Рэмон: Действительно, по Стокгольму мы выявили значительное взаимопонимание, и французская сторона весьма довольна состоявшимся обменом мнений. Делегации Франции в Стокгольме уже направлены указания вступить в контакт с советской делегацией для конкретной проработки обсуждавшихся сегодня вопросов. Однако необходимо сделать одно существенное замечание. Нам следует сохранять доверительный характер достигнутого серьезного сближения между Францией и Советским Союзом, публично не рекламировать его, поскольку обсуждение ведется 35 странами и подобная реклама могла бы не помочь, а напротив, повредить достижению общих договоренностей.

Что ж, французы явно клюнули, и доверительный канал с ними теперь был установлен. По— видимому, они убедились, что в советской позиции начались серьезные перемены.

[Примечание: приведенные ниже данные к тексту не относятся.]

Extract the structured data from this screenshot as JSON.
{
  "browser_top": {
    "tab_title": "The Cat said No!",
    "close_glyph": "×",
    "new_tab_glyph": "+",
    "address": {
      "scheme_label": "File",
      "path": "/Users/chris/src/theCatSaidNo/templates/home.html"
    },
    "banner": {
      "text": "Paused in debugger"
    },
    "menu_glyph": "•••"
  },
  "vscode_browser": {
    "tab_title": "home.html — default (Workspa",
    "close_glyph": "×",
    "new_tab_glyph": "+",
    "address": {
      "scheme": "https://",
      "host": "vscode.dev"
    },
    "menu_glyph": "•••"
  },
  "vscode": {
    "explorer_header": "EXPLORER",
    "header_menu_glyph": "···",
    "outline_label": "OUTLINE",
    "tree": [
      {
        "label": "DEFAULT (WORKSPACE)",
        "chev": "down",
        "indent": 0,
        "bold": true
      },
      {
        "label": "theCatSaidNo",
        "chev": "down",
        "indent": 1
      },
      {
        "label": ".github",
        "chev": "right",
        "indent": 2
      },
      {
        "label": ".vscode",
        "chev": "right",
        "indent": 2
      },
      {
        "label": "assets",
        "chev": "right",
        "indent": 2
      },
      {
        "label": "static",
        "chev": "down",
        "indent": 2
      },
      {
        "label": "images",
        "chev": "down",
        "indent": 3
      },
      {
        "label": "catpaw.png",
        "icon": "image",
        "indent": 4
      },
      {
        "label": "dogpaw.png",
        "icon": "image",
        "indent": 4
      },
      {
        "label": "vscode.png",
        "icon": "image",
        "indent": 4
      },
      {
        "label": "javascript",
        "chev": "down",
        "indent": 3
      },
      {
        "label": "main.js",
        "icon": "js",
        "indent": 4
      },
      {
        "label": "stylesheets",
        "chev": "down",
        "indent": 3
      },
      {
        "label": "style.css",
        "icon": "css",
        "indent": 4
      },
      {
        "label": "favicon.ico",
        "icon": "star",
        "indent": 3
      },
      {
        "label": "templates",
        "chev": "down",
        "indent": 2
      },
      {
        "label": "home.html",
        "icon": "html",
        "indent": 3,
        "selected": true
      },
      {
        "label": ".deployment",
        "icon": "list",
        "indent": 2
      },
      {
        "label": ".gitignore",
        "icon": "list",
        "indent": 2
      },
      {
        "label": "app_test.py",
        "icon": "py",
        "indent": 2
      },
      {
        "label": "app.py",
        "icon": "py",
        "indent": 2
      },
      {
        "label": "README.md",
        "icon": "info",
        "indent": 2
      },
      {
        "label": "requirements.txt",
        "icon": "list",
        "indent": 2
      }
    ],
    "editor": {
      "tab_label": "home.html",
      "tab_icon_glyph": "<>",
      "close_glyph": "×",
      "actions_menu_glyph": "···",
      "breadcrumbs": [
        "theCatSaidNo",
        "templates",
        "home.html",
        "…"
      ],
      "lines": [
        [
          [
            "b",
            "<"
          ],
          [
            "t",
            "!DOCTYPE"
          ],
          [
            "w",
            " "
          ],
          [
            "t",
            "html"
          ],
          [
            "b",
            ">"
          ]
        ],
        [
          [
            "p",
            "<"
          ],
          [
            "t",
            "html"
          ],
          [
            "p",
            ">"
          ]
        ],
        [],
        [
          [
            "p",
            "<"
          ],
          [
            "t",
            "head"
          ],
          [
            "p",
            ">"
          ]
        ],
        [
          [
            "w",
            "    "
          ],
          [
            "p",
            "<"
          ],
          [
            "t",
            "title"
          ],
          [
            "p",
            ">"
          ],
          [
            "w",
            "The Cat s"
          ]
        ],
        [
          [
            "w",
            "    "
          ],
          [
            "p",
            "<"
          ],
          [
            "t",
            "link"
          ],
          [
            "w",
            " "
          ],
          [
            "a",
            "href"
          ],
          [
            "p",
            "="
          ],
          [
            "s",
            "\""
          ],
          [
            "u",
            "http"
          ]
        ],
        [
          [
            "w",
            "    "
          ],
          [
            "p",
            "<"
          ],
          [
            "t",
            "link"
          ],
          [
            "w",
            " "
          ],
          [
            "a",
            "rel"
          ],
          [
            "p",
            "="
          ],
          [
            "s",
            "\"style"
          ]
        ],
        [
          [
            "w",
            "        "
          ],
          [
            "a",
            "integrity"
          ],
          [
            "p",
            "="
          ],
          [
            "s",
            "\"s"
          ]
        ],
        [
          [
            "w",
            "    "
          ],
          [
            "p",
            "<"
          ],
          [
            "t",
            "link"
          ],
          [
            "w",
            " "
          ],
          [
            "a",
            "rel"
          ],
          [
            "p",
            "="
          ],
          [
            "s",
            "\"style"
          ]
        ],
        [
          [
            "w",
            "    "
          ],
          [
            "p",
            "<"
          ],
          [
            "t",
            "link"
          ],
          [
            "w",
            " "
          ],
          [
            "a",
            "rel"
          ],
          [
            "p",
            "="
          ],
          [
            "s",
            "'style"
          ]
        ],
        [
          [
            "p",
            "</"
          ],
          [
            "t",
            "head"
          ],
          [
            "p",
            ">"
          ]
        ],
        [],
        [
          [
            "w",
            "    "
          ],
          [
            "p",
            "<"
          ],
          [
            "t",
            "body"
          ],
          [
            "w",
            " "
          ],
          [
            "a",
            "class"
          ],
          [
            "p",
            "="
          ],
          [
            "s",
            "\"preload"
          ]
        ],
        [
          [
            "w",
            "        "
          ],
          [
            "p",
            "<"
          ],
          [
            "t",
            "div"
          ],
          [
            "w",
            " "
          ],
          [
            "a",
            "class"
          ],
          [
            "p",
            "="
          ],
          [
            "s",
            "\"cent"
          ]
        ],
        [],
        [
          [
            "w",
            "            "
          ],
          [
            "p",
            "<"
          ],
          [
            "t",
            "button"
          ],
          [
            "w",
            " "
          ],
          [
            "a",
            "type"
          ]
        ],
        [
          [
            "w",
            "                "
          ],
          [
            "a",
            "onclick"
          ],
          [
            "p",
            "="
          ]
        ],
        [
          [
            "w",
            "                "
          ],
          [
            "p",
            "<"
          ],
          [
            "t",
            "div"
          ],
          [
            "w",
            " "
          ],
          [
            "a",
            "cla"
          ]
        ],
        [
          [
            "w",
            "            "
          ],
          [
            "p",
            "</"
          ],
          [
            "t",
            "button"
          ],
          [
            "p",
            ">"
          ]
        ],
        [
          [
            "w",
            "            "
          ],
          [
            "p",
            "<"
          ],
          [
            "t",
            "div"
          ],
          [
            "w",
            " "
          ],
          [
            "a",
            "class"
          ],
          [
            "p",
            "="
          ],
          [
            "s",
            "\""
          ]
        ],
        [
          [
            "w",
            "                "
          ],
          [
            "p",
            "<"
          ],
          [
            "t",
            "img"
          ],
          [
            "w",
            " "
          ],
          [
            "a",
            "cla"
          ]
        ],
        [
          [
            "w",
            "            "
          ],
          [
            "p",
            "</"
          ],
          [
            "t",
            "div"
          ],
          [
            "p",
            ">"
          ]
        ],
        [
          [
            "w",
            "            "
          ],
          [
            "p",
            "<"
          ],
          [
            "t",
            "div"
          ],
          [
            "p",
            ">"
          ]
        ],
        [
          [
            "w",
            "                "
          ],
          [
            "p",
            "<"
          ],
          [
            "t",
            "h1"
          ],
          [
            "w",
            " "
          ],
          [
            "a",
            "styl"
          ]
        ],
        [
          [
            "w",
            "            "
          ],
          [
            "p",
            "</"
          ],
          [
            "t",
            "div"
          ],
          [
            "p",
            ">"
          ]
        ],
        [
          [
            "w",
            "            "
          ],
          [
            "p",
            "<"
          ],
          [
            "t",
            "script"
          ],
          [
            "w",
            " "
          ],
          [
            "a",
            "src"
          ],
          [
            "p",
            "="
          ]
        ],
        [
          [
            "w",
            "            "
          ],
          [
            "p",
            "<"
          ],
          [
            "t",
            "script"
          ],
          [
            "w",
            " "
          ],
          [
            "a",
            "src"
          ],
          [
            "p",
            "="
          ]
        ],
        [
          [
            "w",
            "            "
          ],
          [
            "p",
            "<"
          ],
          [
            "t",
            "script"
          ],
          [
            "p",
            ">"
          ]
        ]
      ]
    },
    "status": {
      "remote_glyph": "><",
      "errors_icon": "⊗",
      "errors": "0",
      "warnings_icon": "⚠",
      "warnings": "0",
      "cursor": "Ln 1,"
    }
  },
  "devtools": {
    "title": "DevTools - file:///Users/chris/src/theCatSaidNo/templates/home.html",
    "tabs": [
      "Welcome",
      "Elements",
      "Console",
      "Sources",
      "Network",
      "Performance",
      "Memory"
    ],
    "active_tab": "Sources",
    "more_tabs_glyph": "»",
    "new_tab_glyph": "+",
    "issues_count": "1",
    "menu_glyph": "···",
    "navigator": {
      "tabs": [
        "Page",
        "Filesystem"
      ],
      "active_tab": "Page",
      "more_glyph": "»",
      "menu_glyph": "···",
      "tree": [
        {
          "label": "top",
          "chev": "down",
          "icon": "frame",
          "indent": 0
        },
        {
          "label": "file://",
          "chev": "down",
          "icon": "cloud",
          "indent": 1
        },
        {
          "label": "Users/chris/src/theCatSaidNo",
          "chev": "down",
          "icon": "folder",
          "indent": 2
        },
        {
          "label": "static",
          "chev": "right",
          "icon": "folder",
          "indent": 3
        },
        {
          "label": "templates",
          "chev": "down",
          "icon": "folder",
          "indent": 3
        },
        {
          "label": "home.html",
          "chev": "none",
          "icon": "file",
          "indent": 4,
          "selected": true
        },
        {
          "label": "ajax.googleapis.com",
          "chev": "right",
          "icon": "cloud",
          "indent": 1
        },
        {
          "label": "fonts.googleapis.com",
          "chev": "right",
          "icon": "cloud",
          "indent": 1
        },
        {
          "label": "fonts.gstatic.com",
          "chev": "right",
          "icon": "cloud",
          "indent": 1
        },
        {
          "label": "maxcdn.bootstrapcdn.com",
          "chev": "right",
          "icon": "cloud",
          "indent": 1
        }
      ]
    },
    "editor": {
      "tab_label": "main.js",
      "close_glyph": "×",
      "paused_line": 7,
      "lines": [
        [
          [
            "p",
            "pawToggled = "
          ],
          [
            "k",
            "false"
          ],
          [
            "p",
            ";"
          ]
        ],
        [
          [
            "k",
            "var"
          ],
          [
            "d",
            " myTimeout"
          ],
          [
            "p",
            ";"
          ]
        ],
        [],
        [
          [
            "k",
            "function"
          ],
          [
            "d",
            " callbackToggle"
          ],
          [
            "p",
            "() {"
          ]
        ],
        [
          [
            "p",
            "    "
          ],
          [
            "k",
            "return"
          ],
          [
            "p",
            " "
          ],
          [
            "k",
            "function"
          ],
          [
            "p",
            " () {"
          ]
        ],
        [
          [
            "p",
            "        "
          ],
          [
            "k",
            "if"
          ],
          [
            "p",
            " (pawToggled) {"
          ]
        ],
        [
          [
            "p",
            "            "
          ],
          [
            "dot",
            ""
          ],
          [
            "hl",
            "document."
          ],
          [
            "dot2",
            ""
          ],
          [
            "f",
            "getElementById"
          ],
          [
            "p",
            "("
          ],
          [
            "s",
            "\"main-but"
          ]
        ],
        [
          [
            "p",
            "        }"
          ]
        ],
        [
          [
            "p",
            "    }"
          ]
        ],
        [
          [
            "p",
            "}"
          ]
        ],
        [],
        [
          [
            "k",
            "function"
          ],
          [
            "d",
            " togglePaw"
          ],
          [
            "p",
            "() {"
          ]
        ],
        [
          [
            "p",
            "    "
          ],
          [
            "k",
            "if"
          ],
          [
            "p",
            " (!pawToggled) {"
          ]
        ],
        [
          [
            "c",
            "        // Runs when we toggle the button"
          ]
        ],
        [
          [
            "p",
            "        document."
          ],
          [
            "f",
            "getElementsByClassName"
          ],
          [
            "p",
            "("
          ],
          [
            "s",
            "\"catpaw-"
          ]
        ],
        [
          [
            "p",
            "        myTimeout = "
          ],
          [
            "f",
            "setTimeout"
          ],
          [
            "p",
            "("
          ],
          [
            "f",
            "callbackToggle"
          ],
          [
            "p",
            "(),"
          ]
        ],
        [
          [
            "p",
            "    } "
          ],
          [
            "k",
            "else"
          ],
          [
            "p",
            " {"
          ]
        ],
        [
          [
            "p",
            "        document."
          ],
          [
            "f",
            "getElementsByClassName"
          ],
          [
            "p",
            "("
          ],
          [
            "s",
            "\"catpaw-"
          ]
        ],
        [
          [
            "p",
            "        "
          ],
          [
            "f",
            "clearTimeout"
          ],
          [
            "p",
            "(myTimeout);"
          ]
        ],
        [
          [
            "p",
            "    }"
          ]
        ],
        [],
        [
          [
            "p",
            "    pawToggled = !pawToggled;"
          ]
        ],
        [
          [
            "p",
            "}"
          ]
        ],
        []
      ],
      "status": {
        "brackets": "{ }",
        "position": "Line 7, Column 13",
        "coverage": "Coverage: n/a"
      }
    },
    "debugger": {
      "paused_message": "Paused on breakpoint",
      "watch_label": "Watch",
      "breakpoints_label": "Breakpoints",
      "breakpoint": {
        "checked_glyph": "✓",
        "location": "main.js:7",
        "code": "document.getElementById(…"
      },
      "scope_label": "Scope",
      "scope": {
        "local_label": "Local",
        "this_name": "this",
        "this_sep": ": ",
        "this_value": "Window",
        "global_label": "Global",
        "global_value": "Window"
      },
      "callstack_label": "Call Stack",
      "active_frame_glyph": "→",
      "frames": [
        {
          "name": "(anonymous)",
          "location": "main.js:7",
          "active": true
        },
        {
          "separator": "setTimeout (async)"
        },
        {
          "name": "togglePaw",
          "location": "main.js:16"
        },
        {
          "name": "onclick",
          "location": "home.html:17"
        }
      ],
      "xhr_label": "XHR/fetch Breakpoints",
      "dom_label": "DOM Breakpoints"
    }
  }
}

Однако в порядке лирического отступления нужно сказать, что особые отношения у Шеварднадзе с европейскими руководителями не получились. Это было что— то личностное — они казались ему неискренними, все время чувствовал какую— то стену в отношениях с ними. Он к ним с раскрытой душой, а они встречают его холодной иронией.

Началось это с англичан. Приехал Шеварднадзе в Лондон, а там демонстрация, причем лично против него. Пройдя школу кремлевского воспитания, он твердо знал, что ни одно стихийное выступление трудящихся без указаний сверху не происходит. Поэтому никак не мог поверить, что в Англии по— другому, хотя мы его и старались переубедить. Нет, он знал и соглашался, что в Англии демократия, но все— таки... Внутренне так и остался убежден — унизить хотят, поставить на место. Поэтому англичан с самого начала невзлюбил — и этому чувству был верен до конца.

То же и с французами. В Париже, правда, демонстраций не было. Но доверительности тоже. Шеварднадзе рвался дружить — честно и открыто, а в ответ стена: ухмылки, двусмысленности, ирония. Кортезианство это называется — в душу к себе никого не пускают. В общем, с французами у Шеварднадзе личных контактов тоже не получилось.

А с немцами он сам почему— то занял хамовато — начальственный тон. Может быть, в порядке компенсации? Но Коль и Геншер терпели, хотя линию свою проводили твердо, и в конечном итоге добивались чего хотели.

Зато прежние непримиримые враги — американцы теперь стали лучшими друзьями: простые открытые, без всяких там вывертов или претензий, как у европейцев. Ты им откровенно — и они тебе откровенно, хотя порой очень жестко. Постепенно Шульц, а потом и Бейкер становятся главными партнерами Шеварднадзе.

В общем, тактическая линия — крепить отношения с Европой и через нее оказывать влияние на США так и осталось на словах, а скоро и совсем была забыта. В одном из своих напутствий Шеварднадзе прямо сказал мне:

Не надо создавать впечатления, что мы хотим изолировать США. Из этого все равно ничего не получится. Мне кажется, что вы с Ковалевым слишком уж полагаетесь на европейцев. Это заблуждение — ничего в пику американцам они делать не будут.